In the present contribution, we analyze the non-stationary, incompressible, laminar, natural convection flow in a rectangular enclosure filled with a micropolar-nanofluid (Al₂O₃/water) in the presence of a magnetic field, using Dynamic Mode Decomposition (DMD) and Proper Orthogonal Decomposition (POD) method. DMD method utilizes numerically or experimentally obtained data (often generated by nonlinear dynamics) to compute the eigenvalues and the eigenmodes of an approximated linear model, and the growth/decay (damp) rates, frequencies and spatial structures for each mode. POD provides the energy content measure for different modes. DMD and POD method have been applied in the study, optimization and control of large-scale dynamical systems. They can be used supplementary to each other or separately for cross comparison. We propose an efficient way to (i) snapshots sampling (ii) select the optimal number for analysis and (iii) define the grid resolution (grid density) for obtaining a grid independent solution for the DMD analysis. We numerically solve the flow equations using a meshless point collocation method (MPCM), using the Moving Least Square (MLS) method to approximate the unknown field functions and their spatial derivatives. We demonstrate stability of the system using the Ritz and dynamic spectrum along with the phase portrait of time coefficients of the most dominant DMD modes. We estimate the energy contents of the captured modes for various Hartman (Ha) and Rayleigh (Ra) numbers, nanoparticles volume fractions ($\phi$), magnetic field ($\xi$) and square enclosure angles ($\gamma$). The energy content of each mode for Al₂O₃/water nanofluid is associated with the corresponding eigenvalue and discloses its contribution to the total energy. The results show that the above mentioned parameters significantly affect the energy contents of the captured modes.

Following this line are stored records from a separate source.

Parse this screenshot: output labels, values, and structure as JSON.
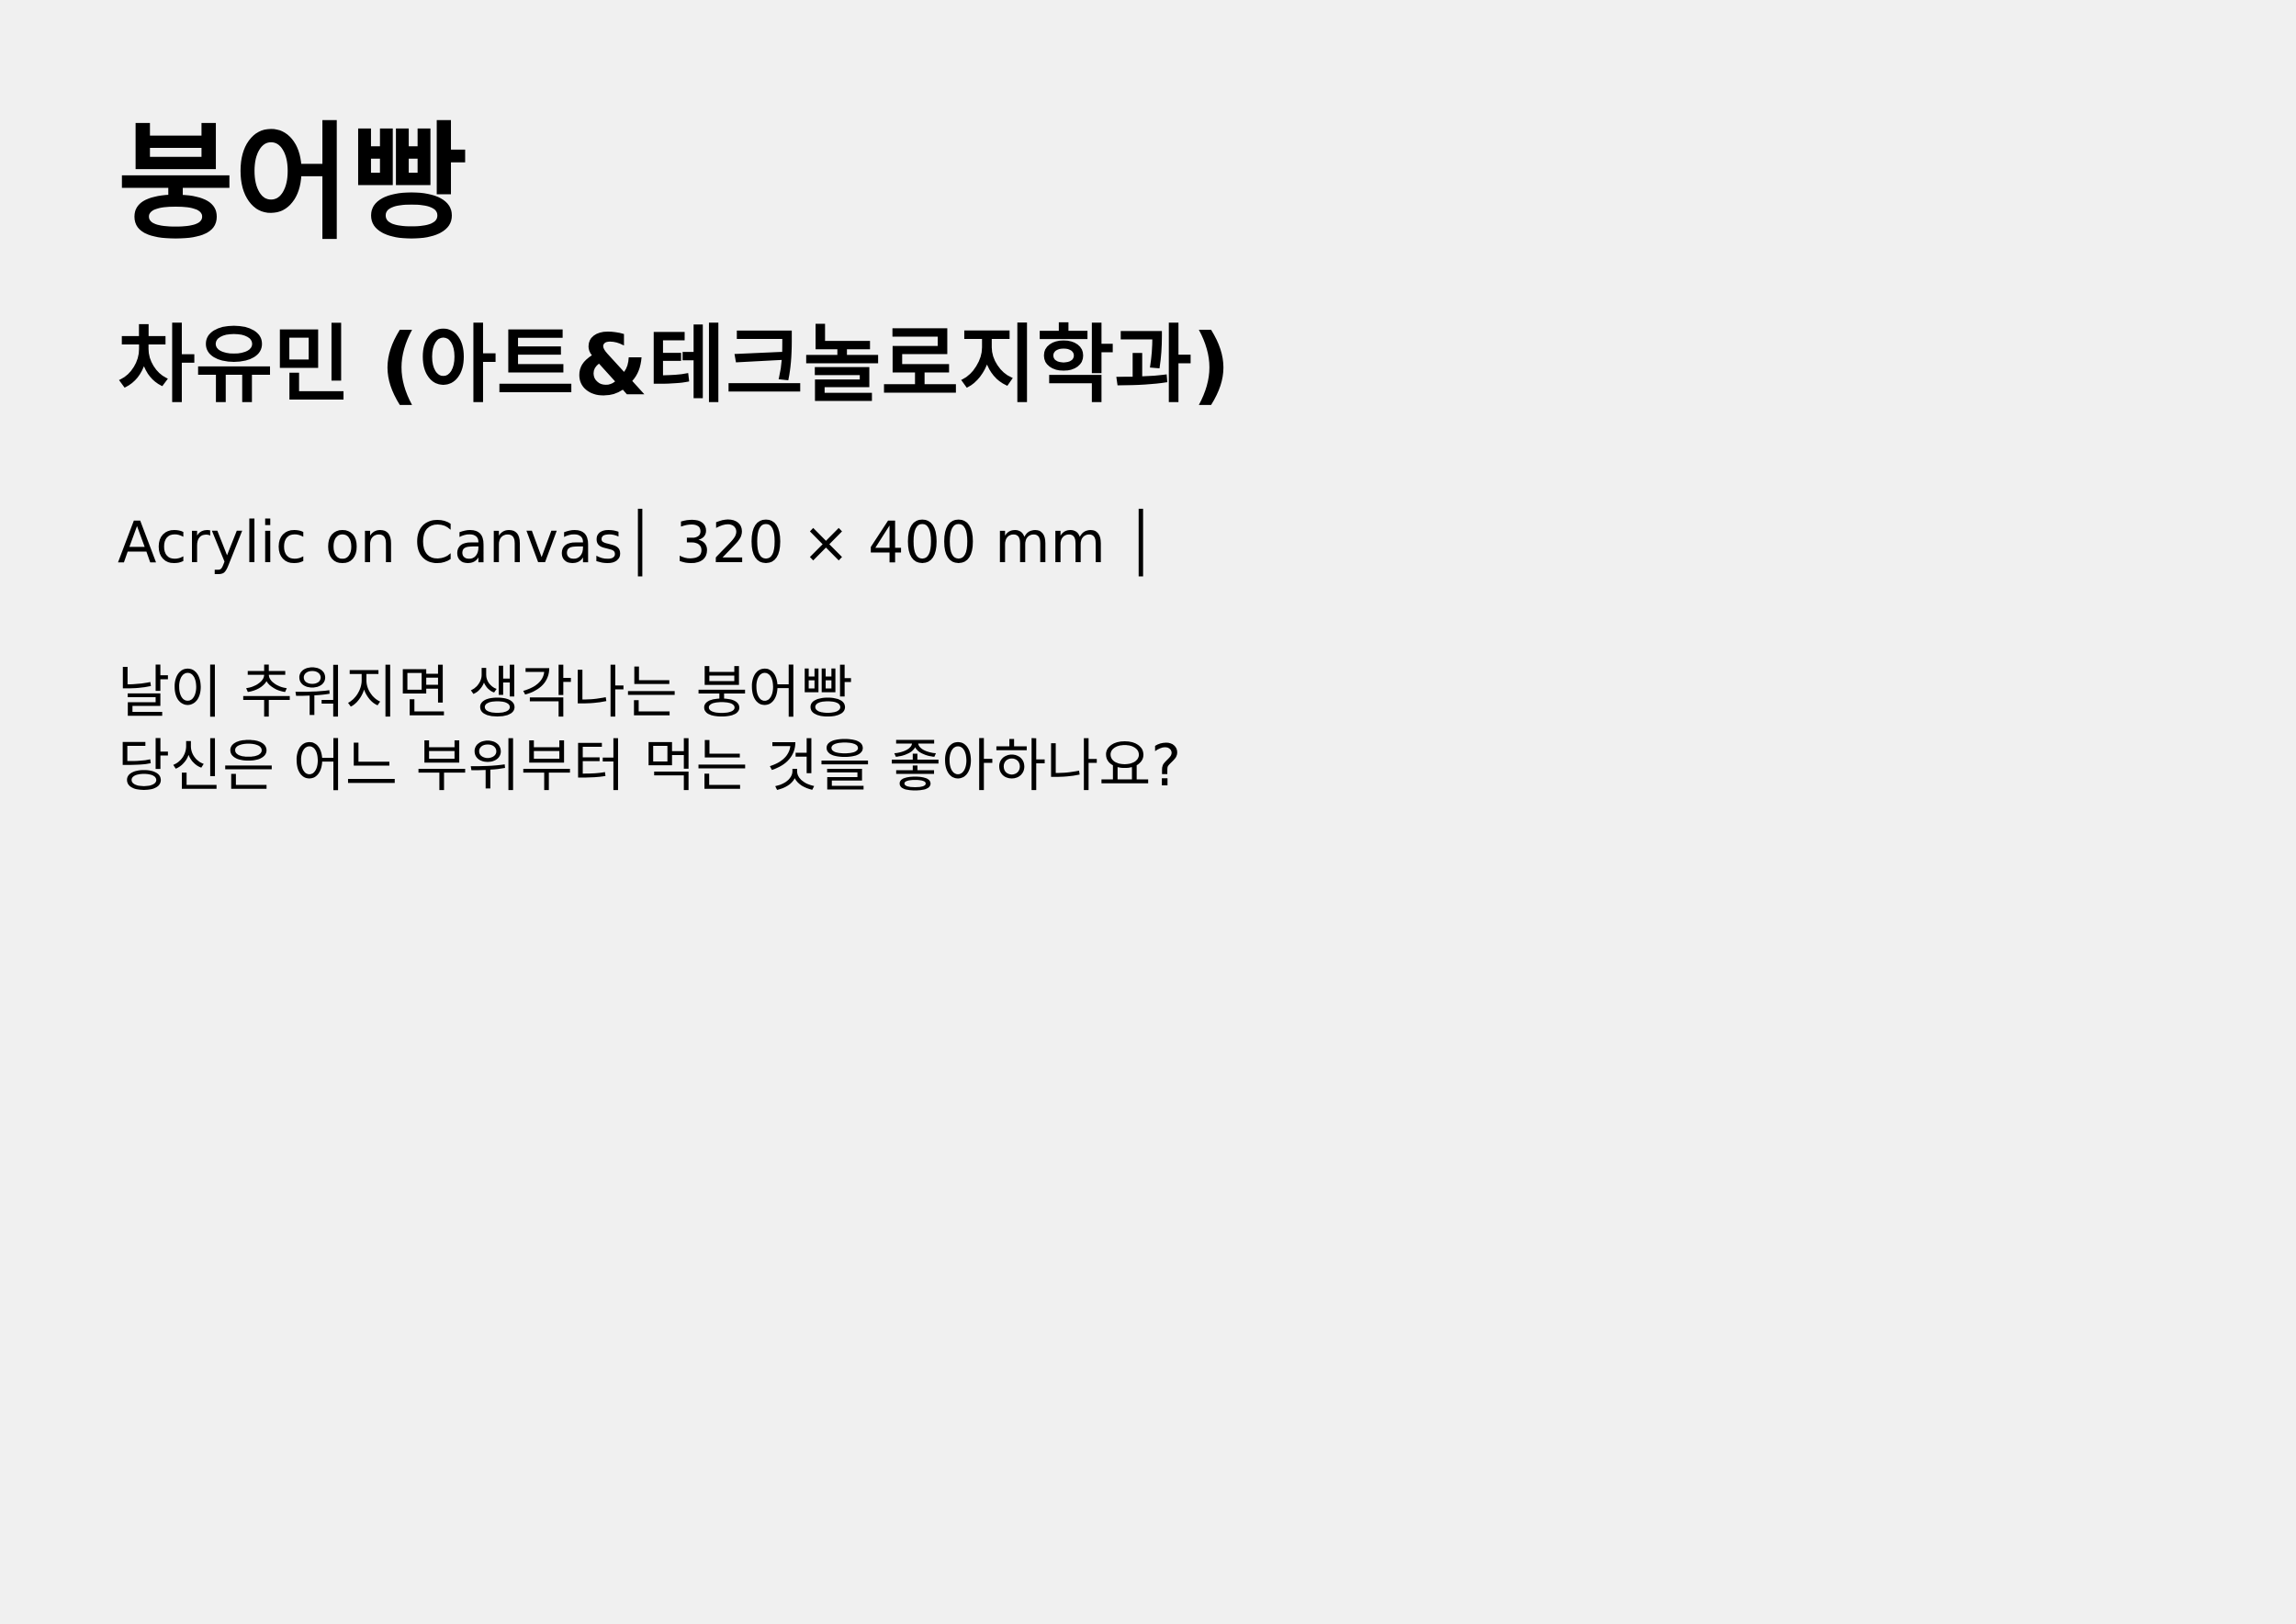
{
  "artwork": {
    "title": "붕어빵",
    "artist": "차유민 (아트&테크놀로지학과)",
    "medium_line": "Acrylic on Canvas│ 320 × 400 mm │",
    "description_lines": [
      "날이 추워지면 생각나는 붕어빵",
      "당신은 어느 부위부터 먹는 것을 좋아하나요?"
    ]
  },
  "colors": {
    "background": "#f0f0f0",
    "text": "#000000"
  }
}
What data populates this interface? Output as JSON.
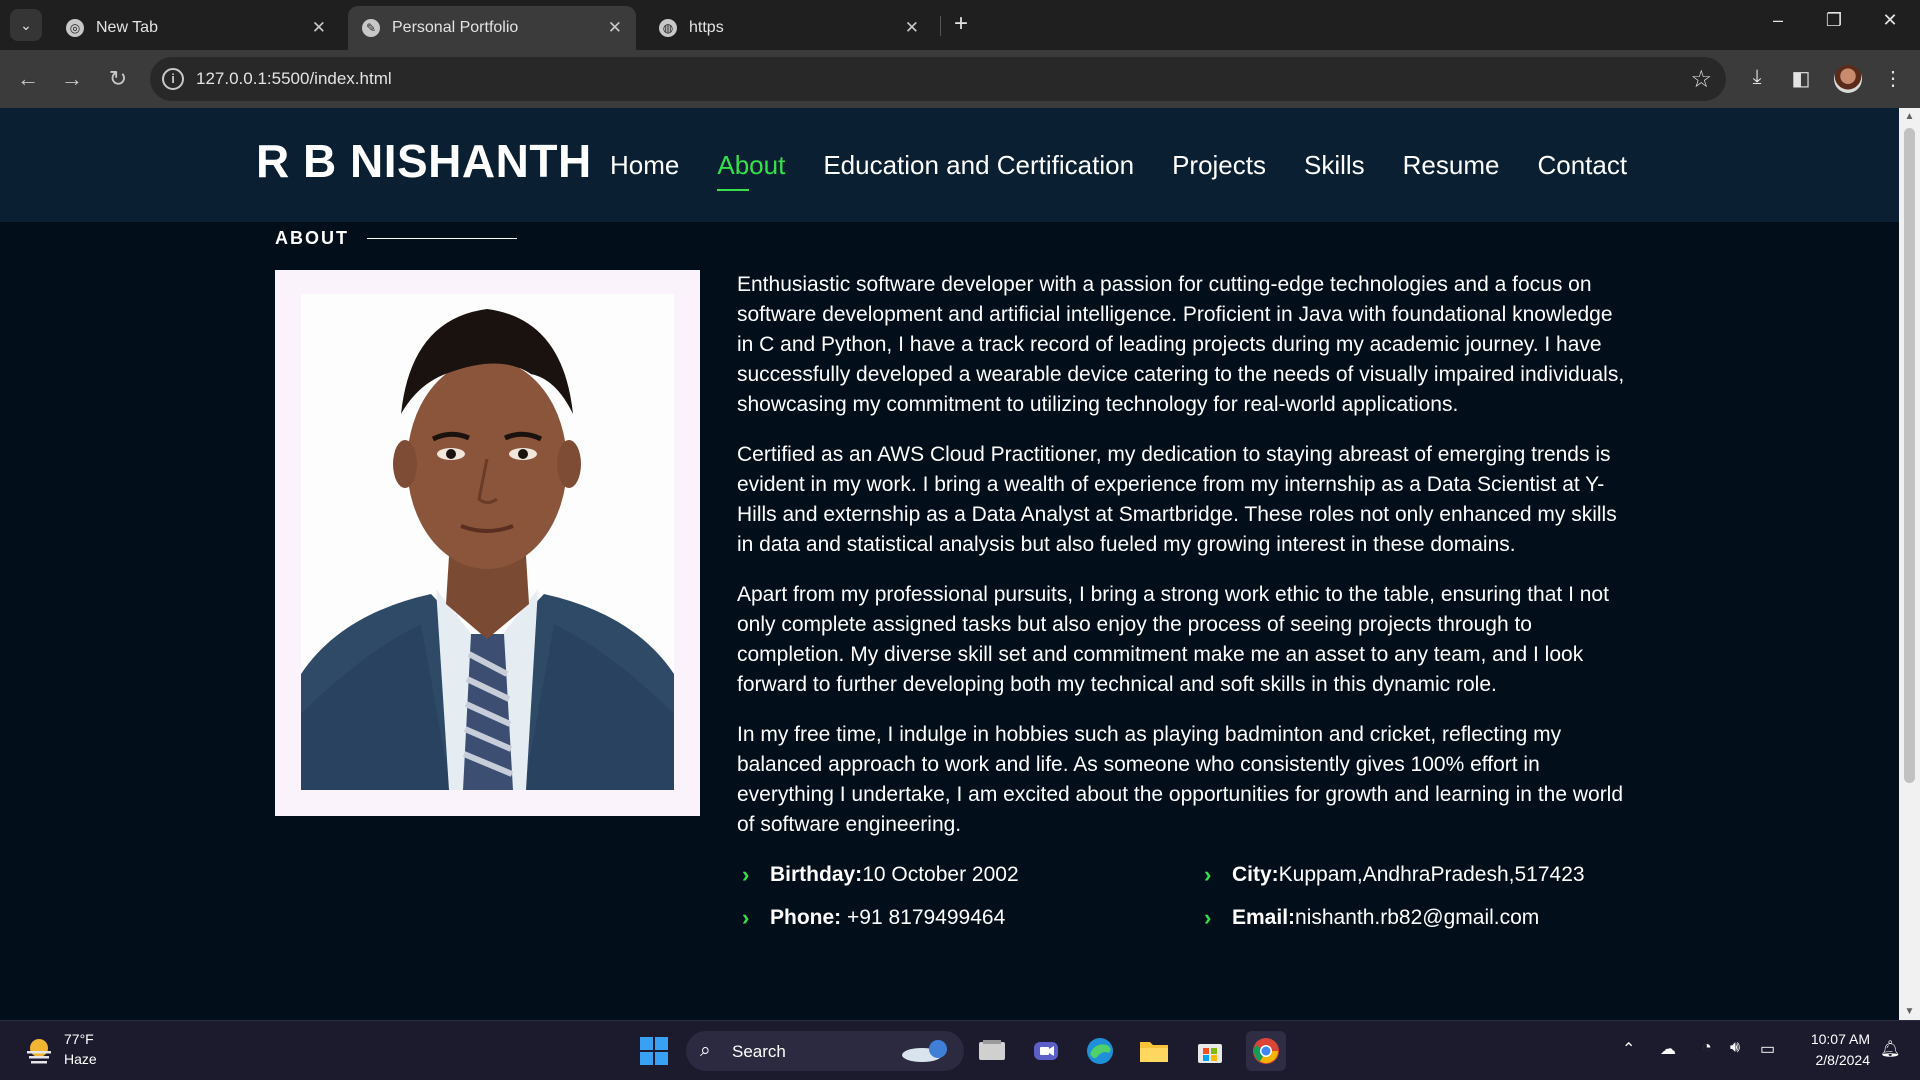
{
  "browser": {
    "tabs": [
      {
        "title": "New Tab",
        "active": false
      },
      {
        "title": "Personal Portfolio",
        "active": true
      },
      {
        "title": "https",
        "active": false
      }
    ],
    "url": "127.0.0.1:5500/index.html"
  },
  "site": {
    "logo": "R B NISHANTH",
    "nav": [
      "Home",
      "About",
      "Education and Certification",
      "Projects",
      "Skills",
      "Resume",
      "Contact"
    ],
    "active_nav": "About"
  },
  "about": {
    "section_title": "ABOUT",
    "paragraphs": [
      "Enthusiastic software developer with a passion for cutting-edge technologies and a focus on software development and artificial intelligence. Proficient in Java with foundational knowledge in C and Python, I have a track record of leading projects during my academic journey. I have successfully developed a wearable device catering to the needs of visually impaired individuals, showcasing my commitment to utilizing technology for real-world applications.",
      "Certified as an AWS Cloud Practitioner, my dedication to staying abreast of emerging trends is evident in my work. I bring a wealth of experience from my internship as a Data Scientist at Y-Hills and externship as a Data Analyst at Smartbridge. These roles not only enhanced my skills in data and statistical analysis but also fueled my growing interest in these domains.",
      "Apart from my professional pursuits, I bring a strong work ethic to the table, ensuring that I not only complete assigned tasks but also enjoy the process of seeing projects through to completion. My diverse skill set and commitment make me an asset to any team, and I look forward to further developing both my technical and soft skills in this dynamic role.",
      "In my free time, I indulge in hobbies such as playing badminton and cricket, reflecting my balanced approach to work and life. As someone who consistently gives 100% effort in everything I undertake, I am excited about the opportunities for growth and learning in the world of software engineering."
    ],
    "details": {
      "birthday_label": "Birthday:",
      "birthday": "10 October 2002",
      "city_label": "City:",
      "city": "Kuppam,AndhraPradesh,517423",
      "phone_label": "Phone:",
      "phone": " +91 8179499464",
      "email_label": "Email:",
      "email": "nishanth.rb82@gmail.com"
    }
  },
  "taskbar": {
    "weather_temp": "77°F",
    "weather_condition": "Haze",
    "search_label": "Search",
    "time": "10:07 AM",
    "date": "2/8/2024"
  },
  "colors": {
    "accent": "#35e04b",
    "header_bg": "#0b1f33",
    "page_bg": "#020f1b"
  }
}
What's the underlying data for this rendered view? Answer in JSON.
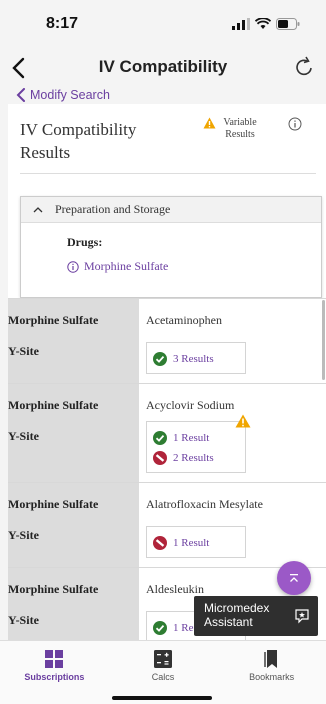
{
  "status": {
    "time": "8:17"
  },
  "nav": {
    "title": "IV Compatibility"
  },
  "modify_search": "Modify Search",
  "results": {
    "title": "IV Compatibility Results",
    "variable_label": "Variable Results"
  },
  "prep": {
    "header": "Preparation and Storage",
    "drugs_label": "Drugs:",
    "drug_link": "Morphine Sulfate"
  },
  "rows": [
    {
      "drug": "Morphine Sulfate",
      "method": "Y-Site",
      "other_drug": "Acetaminophen",
      "results": [
        {
          "status": "compatible",
          "label": "3 Results"
        }
      ]
    },
    {
      "drug": "Morphine Sulfate",
      "method": "Y-Site",
      "other_drug": "Acyclovir Sodium",
      "results": [
        {
          "status": "compatible",
          "label": "1 Result"
        },
        {
          "status": "incompatible",
          "label": "2 Results"
        }
      ]
    },
    {
      "drug": "Morphine Sulfate",
      "method": "Y-Site",
      "other_drug": "Alatrofloxacin Mesylate",
      "results": [
        {
          "status": "incompatible",
          "label": "1 Result"
        }
      ]
    },
    {
      "drug": "Morphine Sulfate",
      "method": "Y-Site",
      "other_drug": "Aldesleukin",
      "results": [
        {
          "status": "compatible",
          "label": "1 Re"
        }
      ]
    }
  ],
  "assistant": {
    "line1": "Micromedex",
    "line2": "Assistant"
  },
  "tabs": [
    {
      "label": "Subscriptions",
      "icon": "grid-icon",
      "active": true
    },
    {
      "label": "Calcs",
      "icon": "calculator-icon",
      "active": false
    },
    {
      "label": "Bookmarks",
      "icon": "bookmark-icon",
      "active": false
    }
  ],
  "colors": {
    "accent": "#6b3fa0",
    "compatible": "#2e7d32",
    "incompatible": "#b0243a",
    "warning": "#f0a500"
  }
}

在当前的贡献中，我们分析了填充有微极性纳米流体（Al ₂ O _3）的矩形外壳中的非平稳，不可压缩，层流，自然对流/水）在磁场存在下，使用动态模式分解（DMD）和适当的正交分解（POD）方法。DMD方法利用数值或实验获得的数据（通常由非线性动力学生成）来计算近似线性模型的本征值和本征模，以及每种模的增长/衰减（阻尼）速率，频率和空间结构。POD提供了针对不同模式的能量含量度量。DMD和POD方法已被应用于大型动力系统的研究，优化和控制。它们可以相互补充使用，也可以单独用于交叉比较。我们提出了一种有效的方法来（i）快照采样（ii）选择最佳数量进行分析，以及（iii）定义网格分辨率（网格密度），以获得用于DMD分析的与网格无关的解决方案。我们使用无网格点配点法（MPCM）在数值上求解流动方程，并使用移动最小二乘（MLS）方法来近似未知场函数及其空间导数。我们使用Ritz和动态频谱以及最主要的DMD模式的时间系数的相图来证明系统的稳定性。我们估算了各种Hartman（Ha）和Rayleigh（Ra）数，纳米粒子体积分数（$\phi$），磁场（$\xi$）和方围角（$\gamma$）。Al ₂ O ₃ /水纳米流体的每种模式的能量含量与相应的特征值相关，并公开了其对总能量的贡献。结果表明，上述参数显着影响捕获模式的能量含量。